Asentí sin levantar la vista de mi plato. Las emociones se arremolinaban dentro de mí: tristeza, enojo, una sensación de injusticia. Pero sobre todo, sentía una profunda soledad. Mis padres nunca parecían realmente ver a la persona que soy, solo la sombra de mi hermana que proyectaban sobre mí. Tragué con dificultad, deseando que este día terminara pronto.

El desayuno se alargaba más de lo necesario, o quizá era solo mi percepción. Mientras Elena llenaba el salón con su voz, contando anécdotas con la seguridad de quien sabe que su audiencia la adora, yo seguía comiendo en silencio, ignorada como si fuera parte de la decoración.

No era ninguna sorpresa. Mi madre asentía cada palabra de Elena con una sonrisa complacida, mientras mi padre le dedicaba miradas llenas de orgullo, como si cada cosa que ella dijera fuera digna de ser grabada en piedra.

—Y entonces, cuando me ofreció aquella joya, lo miré y le dije: “No basta ser noble para estar a mi altura” —soltó una ligera carcajada, disfrutando de su propio relato—. Pobrecito, pero alguien tenía que enseñarle su lugar.

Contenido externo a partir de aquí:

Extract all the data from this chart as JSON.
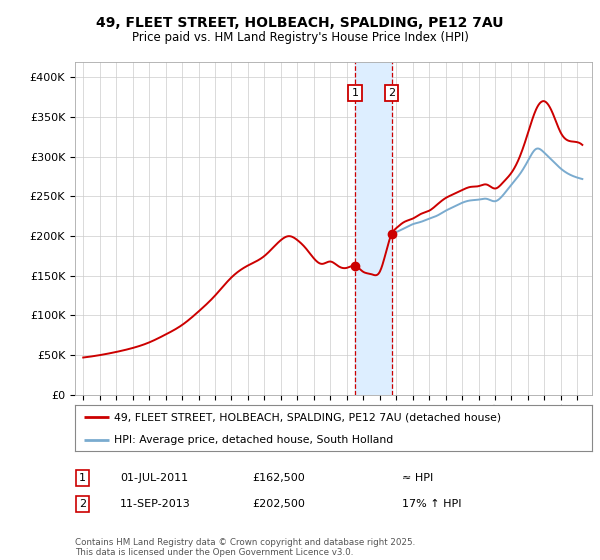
{
  "title1": "49, FLEET STREET, HOLBEACH, SPALDING, PE12 7AU",
  "title2": "Price paid vs. HM Land Registry's House Price Index (HPI)",
  "ytick_values": [
    0,
    50000,
    100000,
    150000,
    200000,
    250000,
    300000,
    350000,
    400000
  ],
  "ylim": [
    0,
    420000
  ],
  "legend_line1": "49, FLEET STREET, HOLBEACH, SPALDING, PE12 7AU (detached house)",
  "legend_line2": "HPI: Average price, detached house, South Holland",
  "transaction1_date": "01-JUL-2011",
  "transaction1_price": "£162,500",
  "transaction1_hpi": "≈ HPI",
  "transaction2_date": "11-SEP-2013",
  "transaction2_price": "£202,500",
  "transaction2_hpi": "17% ↑ HPI",
  "transaction1_x": 2011.5,
  "transaction2_x": 2013.72,
  "transaction1_price_val": 162500,
  "transaction2_price_val": 202500,
  "footer": "Contains HM Land Registry data © Crown copyright and database right 2025.\nThis data is licensed under the Open Government Licence v3.0.",
  "red_color": "#cc0000",
  "blue_color": "#7aabcf",
  "shading_color": "#ddeeff",
  "xlim_left": 1994.5,
  "xlim_right": 2025.9
}
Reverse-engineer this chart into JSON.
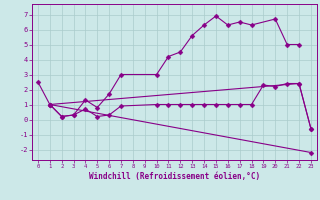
{
  "background_color": "#cce8e8",
  "grid_color": "#aacccc",
  "line_color": "#880088",
  "xlabel": "Windchill (Refroidissement éolien,°C)",
  "xlim": [
    -0.5,
    23.5
  ],
  "ylim": [
    -2.7,
    7.7
  ],
  "xticks": [
    0,
    1,
    2,
    3,
    4,
    5,
    6,
    7,
    8,
    9,
    10,
    11,
    12,
    13,
    14,
    15,
    16,
    17,
    18,
    19,
    20,
    21,
    22,
    23
  ],
  "yticks": [
    -2,
    -1,
    0,
    1,
    2,
    3,
    4,
    5,
    6,
    7
  ],
  "line1_x": [
    0,
    1,
    2,
    3,
    4,
    5,
    6,
    7,
    10,
    11,
    12,
    13,
    14,
    15,
    16,
    17,
    18,
    20,
    21,
    22
  ],
  "line1_y": [
    2.5,
    1.0,
    0.2,
    0.3,
    1.3,
    0.8,
    1.7,
    3.0,
    3.0,
    4.2,
    4.5,
    5.6,
    6.3,
    6.9,
    6.3,
    6.5,
    6.3,
    6.7,
    5.0,
    5.0
  ],
  "line2_x": [
    1,
    2,
    3,
    4,
    5,
    6,
    7,
    10,
    11,
    12,
    13,
    14,
    15,
    16,
    17,
    18,
    19,
    20,
    21,
    22,
    23
  ],
  "line2_y": [
    1.0,
    0.2,
    0.3,
    0.7,
    0.2,
    0.3,
    0.9,
    1.0,
    1.0,
    1.0,
    1.0,
    1.0,
    1.0,
    1.0,
    1.0,
    1.0,
    2.3,
    2.2,
    2.4,
    2.4,
    -0.6
  ],
  "line3_x": [
    1,
    22,
    23
  ],
  "line3_y": [
    1.0,
    2.4,
    -0.6
  ],
  "line4_x": [
    1,
    23
  ],
  "line4_y": [
    1.0,
    -2.2
  ],
  "markersize": 2.5
}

Mi padre rio con ella, satisfecho.

—Así debe ser, hija. Es lo que se espera de ti.

Yo seguía masticando, esforzándome por mantener una expresión neutral. El platillo servido, por supuesto, era el favorito de Elena, una mezcla empalagosa que jamás me había gustado. Lo tragué sin dejar que el disgusto se reflejara en mi rostro. Decir algo solo causaría molestia.

Por momentos, entre una palabra y otra de mi hermana, los guardias apostados en los ventanales me saludaban con pequeños gestos, inclinando la cabeza o levantando apenas una mano cuando los reyes no miraban. Un detalle insignificante para algunos, pero valioso para mí, que me recordaba que al menos alguien reconocía que estaba allí.